Aucune pensée sortant de ce cadre n'est prise au sérieux dans la politique, les médias ou le monde universitaire. Elles peuvent parfois être discutées par des amis autour d'un bang ou entre deux rires sur un podcast, mais elles restent en marge. Cette attitude est renforcée par la façon dont les gens apprennent que pour accéder à l'influence et au succès, ils doivent adhérer à une façon spécifique de penser les choses, ce qui garantit que toutes les voix les plus influentes s'alignent également sur le cadre autorisé.
Les désaccords féroces sont autorisés, mais avant même que le débat ne commence, tous les participants doivent adhérer aux hypothèses fondatrices du cadre officiel. Après cela, vous pouvez discuter avec autant de passion que vous le souhaitez avec l'autre côté de ce fossé fabriqué, car vos idées ne peuvent pas constituer une menace sérieuse pour vos gouvernants.

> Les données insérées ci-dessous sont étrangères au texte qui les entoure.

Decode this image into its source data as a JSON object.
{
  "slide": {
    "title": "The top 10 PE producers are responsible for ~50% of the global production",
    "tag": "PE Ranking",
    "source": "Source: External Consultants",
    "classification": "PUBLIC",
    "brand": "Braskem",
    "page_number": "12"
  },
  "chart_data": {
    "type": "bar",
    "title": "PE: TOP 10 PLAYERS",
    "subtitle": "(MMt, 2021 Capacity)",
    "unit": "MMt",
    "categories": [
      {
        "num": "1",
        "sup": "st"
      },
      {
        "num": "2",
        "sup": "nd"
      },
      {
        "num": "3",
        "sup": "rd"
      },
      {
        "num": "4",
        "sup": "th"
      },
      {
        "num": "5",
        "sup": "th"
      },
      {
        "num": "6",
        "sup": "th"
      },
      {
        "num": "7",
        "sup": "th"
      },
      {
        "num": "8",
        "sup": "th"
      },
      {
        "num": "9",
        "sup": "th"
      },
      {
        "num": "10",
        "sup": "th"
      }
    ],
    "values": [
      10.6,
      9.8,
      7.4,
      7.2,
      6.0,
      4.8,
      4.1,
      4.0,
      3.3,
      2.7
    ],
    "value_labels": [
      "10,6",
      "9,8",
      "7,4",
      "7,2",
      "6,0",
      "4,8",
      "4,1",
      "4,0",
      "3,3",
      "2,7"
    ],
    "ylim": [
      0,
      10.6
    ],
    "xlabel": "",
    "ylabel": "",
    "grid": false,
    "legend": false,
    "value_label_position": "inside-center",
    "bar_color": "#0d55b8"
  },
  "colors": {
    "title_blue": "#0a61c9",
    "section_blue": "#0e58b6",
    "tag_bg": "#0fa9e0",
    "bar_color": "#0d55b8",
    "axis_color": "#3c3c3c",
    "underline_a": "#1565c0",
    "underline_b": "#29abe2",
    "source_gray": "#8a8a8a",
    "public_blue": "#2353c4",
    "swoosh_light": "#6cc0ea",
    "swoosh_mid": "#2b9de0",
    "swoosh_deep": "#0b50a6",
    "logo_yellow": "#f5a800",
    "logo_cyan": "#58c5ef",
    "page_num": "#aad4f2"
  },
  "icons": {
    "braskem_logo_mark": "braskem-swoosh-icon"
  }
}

Et c'est finalement la raison pour laquelle le monde est tel qu'il est : parce que des personnes puissantes ont réussi à manipuler la façon dont le public pense les choses. Nos esprits sont inondés de propagande qui nous dit ce à penser, mais plus important encore, ils sont façonnés et programmés comment pour penser à toute nouvelle information qu'ils pourraient rencontrer.
La plupart d'entre nous sont psychologiquement pliés à la volonté des puissants avant même d'être en mesure de commencer à penser à s'opposer au statu quo. Nous sommes parqués comme du bétail à l'écart des idées de révolution et de changement, dirigés par des esprits étroitement contrôlés comme un taureau l'est par l'anneau qu'il a sur le nez.
Lorsque l'on voit à quel point ce conditionnement est omniprésent, on comprend pourquoi la mise en place de véritables mouvements révolutionnaires se heurte à une telle inertie. Nous ne pourrons pas nous libérer tant que nous n'aurons pas trouvé le moyen de libérer nos esprits.